Когда Мадлен закончила, вытерла раковину, аккуратно сложила полотенце и поднялась наверх — заниматься на виолончели, — мысли Гурни, проложив извилистую траекторию, снова вернулись к нелепой гибели Билли Тейта, к краже его тела и к странной, казалось бы, бессмысленной, привязке его к убийству Ангуса Рассела.
Одни только эти особенности сделали бы дело тяжелым испытанием для любого отдела по убийствам — и это без учета слухов об инцесте, о «колдовстве» и о том, что у мэра имелся очевидный финансовый мотив. А сверх того — нежелание шефа полиции передать дело в Бюро уголовных расследований штата.

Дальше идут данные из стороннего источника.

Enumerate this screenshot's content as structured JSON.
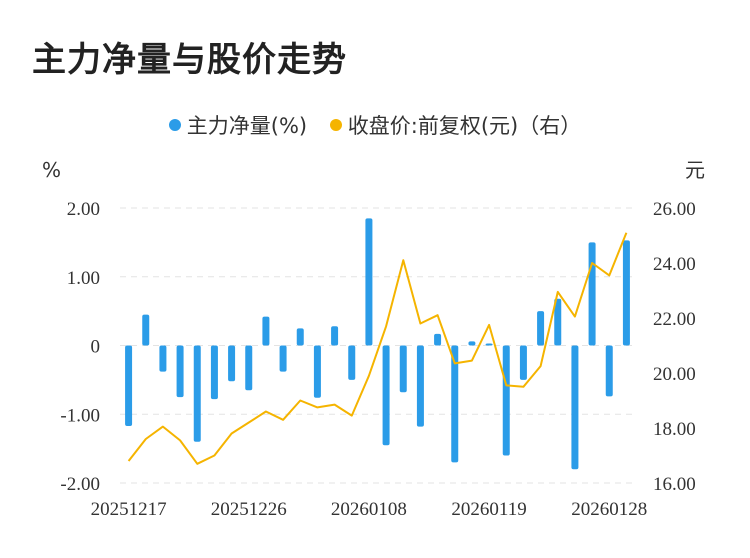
{
  "title": "主力净量与股价走势",
  "legend": {
    "left_label": "主力净量(%)",
    "right_label": "收盘价:前复权(元)（右）"
  },
  "colors": {
    "bar": "#2b9ce8",
    "line": "#f5b400",
    "grid": "#e3e3e3"
  },
  "chart_data": {
    "type": "bar",
    "left_unit": "%",
    "right_unit": "元",
    "left_ylim": [
      -2,
      2
    ],
    "right_ylim": [
      16,
      26
    ],
    "left_ticks": [
      "2.00",
      "1.00",
      "0",
      "-1.00",
      "-2.00"
    ],
    "right_ticks": [
      "26.00",
      "24.00",
      "22.00",
      "20.00",
      "18.00",
      "16.00"
    ],
    "x_tick_labels": [
      {
        "index": 0,
        "label": "20251217"
      },
      {
        "index": 7,
        "label": "20251226"
      },
      {
        "index": 14,
        "label": "20260108"
      },
      {
        "index": 21,
        "label": "20260119"
      },
      {
        "index": 28,
        "label": "20260128"
      }
    ],
    "series": [
      {
        "name": "主力净量(%)",
        "type": "bar",
        "axis": "left",
        "values": [
          -1.17,
          0.45,
          -0.38,
          -0.75,
          -1.4,
          -0.78,
          -0.52,
          -0.65,
          0.42,
          -0.38,
          0.25,
          -0.76,
          0.28,
          -0.5,
          1.85,
          -1.45,
          -0.68,
          -1.18,
          0.17,
          -1.7,
          0.06,
          0.03,
          -1.6,
          -0.5,
          0.5,
          0.68,
          -1.8,
          1.5,
          -0.74,
          1.53
        ]
      },
      {
        "name": "收盘价:前复权(元)（右）",
        "type": "line",
        "axis": "right",
        "values": [
          16.8,
          17.6,
          18.05,
          17.55,
          16.7,
          17.0,
          17.8,
          18.2,
          18.6,
          18.3,
          19.0,
          18.75,
          18.85,
          18.45,
          19.9,
          21.7,
          24.1,
          21.8,
          22.1,
          20.35,
          20.45,
          21.75,
          19.55,
          19.5,
          20.25,
          22.95,
          22.05,
          24.0,
          23.55,
          25.1
        ]
      }
    ]
  }
}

Эта мысль напомнила Гурни, что Ларчфилд — в зоне ответственности подразделения, где служил Джек Хардвик, когда был следователем. При всей его нарочитой вульгарности и задиристости — которые в конце концов и похоронили его карьеру в полиции, — Гурни всегда считал: бесшабашное мужество и острый ум Хардвика с лихвой компенсируют его вызывающие манеры.
Он решил позвонить, выяснить, не знает ли тот, чего‑нибудь стоящего о Ларчфилде. Звонок ушел на голосовую почту, и он оставил сообщение.

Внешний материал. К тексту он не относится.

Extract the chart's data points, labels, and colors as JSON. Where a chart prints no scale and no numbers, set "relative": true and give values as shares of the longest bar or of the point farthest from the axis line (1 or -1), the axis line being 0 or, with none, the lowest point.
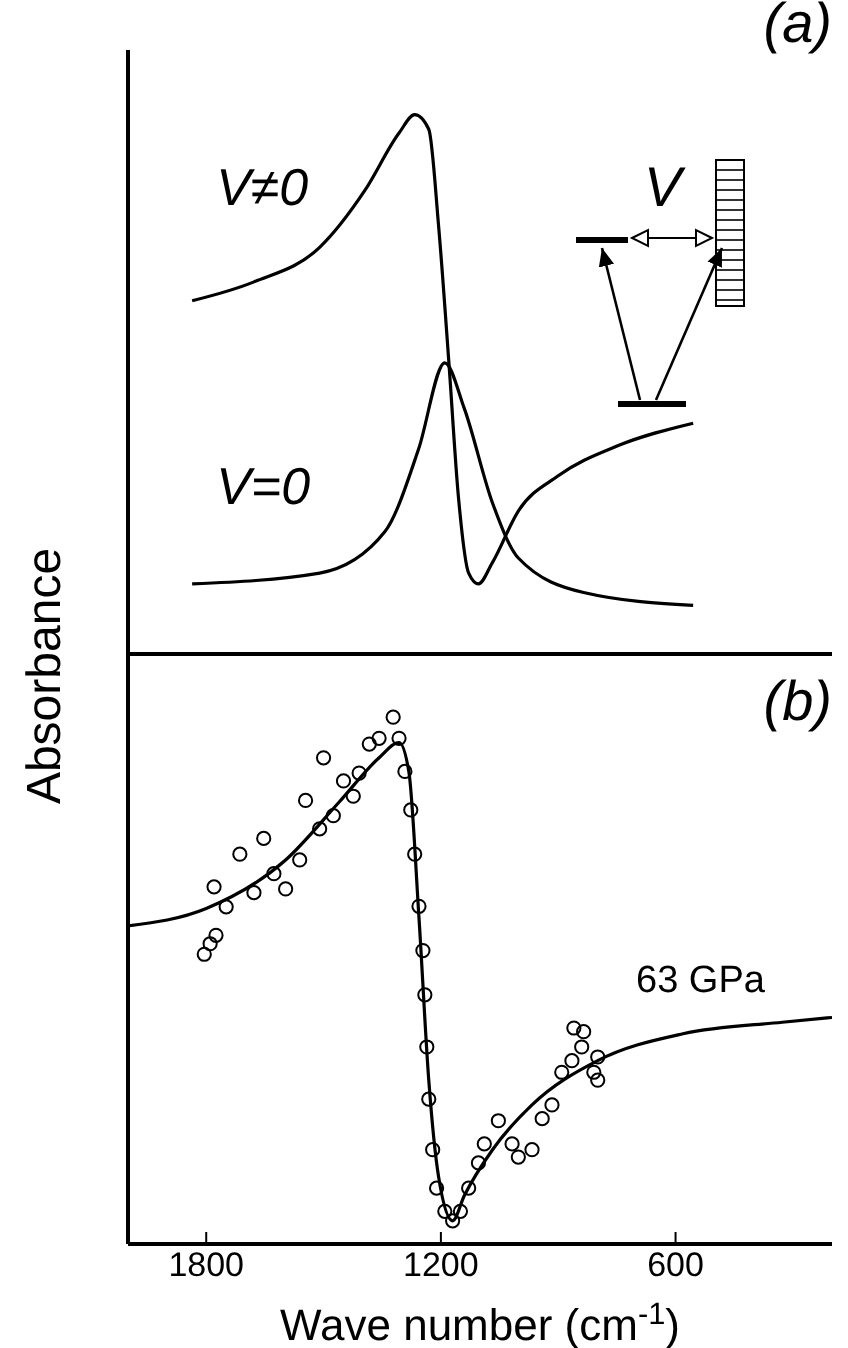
{
  "chart_data": [
    {
      "type": "line",
      "title": "(a)",
      "ylabel": "Absorbance",
      "relative": true,
      "xlim": [
        2000,
        200
      ],
      "tick_labels": false,
      "annotations": [
        "V"
      ],
      "series": [
        {
          "name": "V≠0",
          "color": "#000000",
          "x": [
            1836,
            1678,
            1510,
            1394,
            1307,
            1267,
            1231,
            1206,
            1180,
            1155,
            1129,
            1104,
            1068,
            1002,
            901,
            748,
            555
          ],
          "values": [
            0.655,
            0.69,
            0.754,
            0.86,
            0.966,
            1.0,
            0.973,
            0.795,
            0.545,
            0.29,
            0.15,
            0.13,
            0.17,
            0.265,
            0.33,
            0.386,
            0.428
          ]
        },
        {
          "name": "V=0",
          "color": "#000000",
          "x": [
            1836,
            1510,
            1343,
            1257,
            1190,
            1140,
            1068,
            1002,
            835,
            555
          ],
          "values": [
            0.13,
            0.15,
            0.227,
            0.38,
            0.54,
            0.455,
            0.28,
            0.178,
            0.114,
            0.09
          ]
        }
      ]
    },
    {
      "type": "line",
      "title": "(b)",
      "xlabel": "Wave number (cm$^{-1}$)",
      "relative": true,
      "xlim": [
        2000,
        200
      ],
      "xticks": [
        1800,
        1200,
        600
      ],
      "annotations": [
        "63 GPa"
      ],
      "series": [
        {
          "color": "#000000",
          "x": [
            2000,
            1800,
            1597,
            1460,
            1358,
            1307,
            1282,
            1256,
            1231,
            1206,
            1170,
            1140,
            1068,
            967,
            799,
            581,
            327,
            200
          ],
          "values": [
            0.604,
            0.637,
            0.729,
            0.839,
            0.923,
            0.952,
            0.897,
            0.619,
            0.311,
            0.128,
            0.044,
            0.092,
            0.179,
            0.264,
            0.348,
            0.399,
            0.421,
            0.43
          ]
        },
        {
          "type": "scatter",
          "color": "#000000",
          "marker": "circle",
          "x": [
            1805,
            1790,
            1775,
            1780,
            1749,
            1714,
            1678,
            1653,
            1627,
            1597,
            1561,
            1546,
            1510,
            1500,
            1475,
            1449,
            1424,
            1409,
            1383,
            1358,
            1322,
            1307,
            1292,
            1277,
            1267,
            1256,
            1246,
            1241,
            1236,
            1231,
            1221,
            1211,
            1190,
            1170,
            1150,
            1129,
            1104,
            1089,
            1053,
            1018,
            1002,
            967,
            941,
            916,
            891,
            865,
            860,
            840,
            835,
            809,
            799,
            799
          ],
          "values": [
            0.55,
            0.57,
            0.586,
            0.678,
            0.64,
            0.74,
            0.667,
            0.77,
            0.703,
            0.674,
            0.729,
            0.842,
            0.788,
            0.923,
            0.813,
            0.879,
            0.85,
            0.894,
            0.949,
            0.96,
            1.0,
            0.96,
            0.897,
            0.824,
            0.74,
            0.641,
            0.557,
            0.473,
            0.374,
            0.275,
            0.179,
            0.106,
            0.062,
            0.044,
            0.062,
            0.106,
            0.154,
            0.19,
            0.234,
            0.19,
            0.165,
            0.179,
            0.238,
            0.264,
            0.326,
            0.348,
            0.41,
            0.374,
            0.403,
            0.326,
            0.355,
            0.311
          ]
        }
      ]
    }
  ]
}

Не придумав иных шагов, он вышел во внутренний дворик и опустился в одно из кресел. Солнце уже спряталось за западным хребтом, но сиденье держало дневное тепло. Он устроился поудобнее и наблюдал, как персиковые и коралловые тона на облаках меняются на розовые и пурпурные. Из дома лилась музыка Баха, виолончель погружала его в редкое состояние умиротворения.
Спустя некоторое время Мадлен вышла и села на подлокотник адирондакского кресла напротив. Небо побледнело, воздух стал прохладней.

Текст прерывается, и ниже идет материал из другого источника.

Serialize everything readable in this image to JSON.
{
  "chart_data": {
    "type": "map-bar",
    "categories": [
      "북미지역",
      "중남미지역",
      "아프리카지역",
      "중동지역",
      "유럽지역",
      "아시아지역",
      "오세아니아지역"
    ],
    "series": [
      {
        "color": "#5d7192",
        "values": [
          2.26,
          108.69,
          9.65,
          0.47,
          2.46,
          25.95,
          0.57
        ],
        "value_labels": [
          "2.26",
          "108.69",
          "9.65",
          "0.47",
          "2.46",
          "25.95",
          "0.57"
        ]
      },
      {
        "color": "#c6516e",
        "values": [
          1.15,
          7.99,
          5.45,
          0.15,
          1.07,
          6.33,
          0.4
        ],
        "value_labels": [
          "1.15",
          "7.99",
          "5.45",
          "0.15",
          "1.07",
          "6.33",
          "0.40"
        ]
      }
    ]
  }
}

— Итак, — сказала она, — пока я пыталась сосредоточиться на музыке, меня не отпускало чувство, что есть вещи, о которых ты мне не рассказал.
— О Ларчфилде?
— О твоем желании помогать Моргану.
Он собирался сказать, что ничего не утаил, но понимал — это было бы неправдой.
Он вздохнул:
— Звучит нелепо.
— И что?
— По‑настоящему нелепо. Помимо рациональных доводов, есть еще одно: Морган напоминает мне мою мать.
— Почему?
— В его манере есть что‑то жалобное, чего я инстинктивно не терплю. Мать вечно пыталась заставить меня обратить на нее внимание, решить ее проблемы с отцом, выправить тот печальный хаос, в котором она жила. Хвалила меня — за то, что я для нее сделал. Ругала — за то, чего не сделал. Постоянно намекала, что я ей обязан.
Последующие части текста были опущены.